La sed insaciable de la IA
Los avances en IA han impulsado un aumento en la demanda de recursos. Detrás de cada aplicación de IA se encuentran centros de datos masivos que requieren una cantidad considerable de agua para enfriarse. Estos servidores operan de manera constante, procesando información y generando contenidos como videos, lo que implica un uso intensivo y constante de sistemas de refrigeración.
Además del agua, el impacto ambiental de la IA abarca electricidad y ocupación de tierras para infraestructura. Estos centros de datos también generan una huella de carbono significativa, lo que plantea preocupaciones adicionales sobre la sostenibilidad ambiental.
Consecuencias futuras
El informe prevé que para 2030, los centros de datos asociados a la IA consumirían alrededor de 945 teravatios por hora de electricidad. Esta cifra es casi tres veces el consumo eléctrico anual conjunto de países como Pakistán, Bangladesh y Nigeria. En términos de recursos hídricos, esto equivaldría a una demanda de 9,3 billones de litros de agua, mientras que la superficie ocupada por infraestructura tecnológica superaría los 14.500 kilómetros cuadrados.

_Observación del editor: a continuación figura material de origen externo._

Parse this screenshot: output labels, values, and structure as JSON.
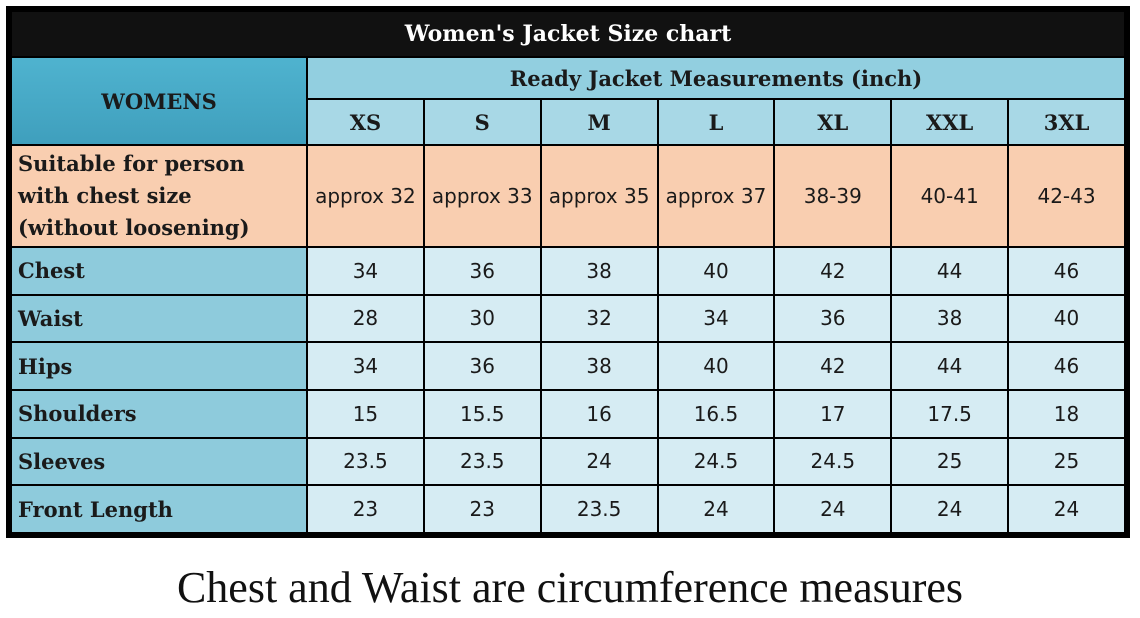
{
  "title": "Women's Jacket Size chart",
  "corner_label": "WOMENS",
  "group_header": "Ready Jacket Measurements (inch)",
  "sizes": [
    "XS",
    "S",
    "M",
    "L",
    "XL",
    "XXL",
    "3XL"
  ],
  "suitable": {
    "label_lines": [
      "Suitable for person",
      "with chest size",
      "(without loosening)"
    ],
    "values": [
      "approx 32",
      "approx 33",
      "approx 35",
      "approx 37",
      "38-39",
      "40-41",
      "42-43"
    ]
  },
  "rows": [
    {
      "label": "Chest",
      "values": [
        "34",
        "36",
        "38",
        "40",
        "42",
        "44",
        "46"
      ]
    },
    {
      "label": "Waist",
      "values": [
        "28",
        "30",
        "32",
        "34",
        "36",
        "38",
        "40"
      ]
    },
    {
      "label": "Hips",
      "values": [
        "34",
        "36",
        "38",
        "40",
        "42",
        "44",
        "46"
      ]
    },
    {
      "label": "Shoulders",
      "values": [
        "15",
        "15.5",
        "16",
        "16.5",
        "17",
        "17.5",
        "18"
      ]
    },
    {
      "label": "Sleeves",
      "values": [
        "23.5",
        "23.5",
        "24",
        "24.5",
        "24.5",
        "25",
        "25"
      ]
    },
    {
      "label": "Front Length",
      "values": [
        "23",
        "23",
        "23.5",
        "24",
        "24",
        "24",
        "24"
      ]
    }
  ],
  "caption": "Chest and Waist are circumference measures"
}
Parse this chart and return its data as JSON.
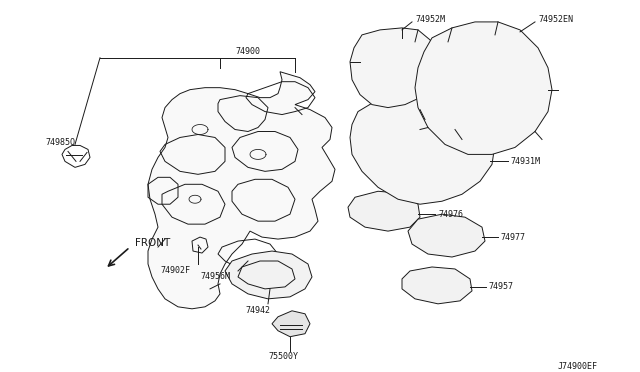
{
  "bg_color": "#ffffff",
  "line_color": "#1a1a1a",
  "line_width": 0.7,
  "label_color": "#1a1a1a",
  "label_fontsize": 6.0,
  "figsize": [
    6.4,
    3.72
  ],
  "dpi": 100,
  "diagram_id": "J74900EF",
  "xlim": [
    0,
    640
  ],
  "ylim": [
    0,
    372
  ]
}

Estos datos muestran la magnitud del problema y sugieren que se requiere una atención urgente para mitigar el impacto ambiental. La expansión continua de la IA podría desafiar la disponibilidad de recursos naturales, afectando a comunidades que ya enfrentan escasez de agua.
Más allá del desarrollo
El impacto de la IA no se detiene en su desarrollo; la mayor parte del consumo energético se produce durante el uso diario. Una vez que un modelo de IA está en funcionamiento, del 80% al 90% de la energía total utilizada se gasta en operaciones cotidianas, ilustrando cómo el uso extensivo y continuado de esta tecnología sigue presionando los recursos naturales.
El papel del usuario
Los usuarios también desempeñan un papel crucial. Al optar por tecnologías más eficientes y promover políticas que fomenten prácticas sostenibles, existe la posibilidad de reducir el impacto negativo de la IA. Implementar estándares de uso consciente puede aliviar parte de esta carga sobre el medio ambiente, aunque se necesita un esfuerzo conjunto de desarrolladores, gobiernos y usuarios.
En conclusión, el impacto de la IA en los recursos naturales es significativo y plantea desafíos urgentes. A medida que nos acercamos a 2030, la predicción de un consumo excesivo de agua y energía subraya la necesidad de actuar. La responsabilidad recae no solo en los desarrolladores de tecnología, sino también en los usuarios y autoridades, para garantizar un desarrollo sostenible y responsable. Seguir monitoreando y ajustando nuestras prácticas tecnológicas es esencial para reducir este impacto a largo plazo.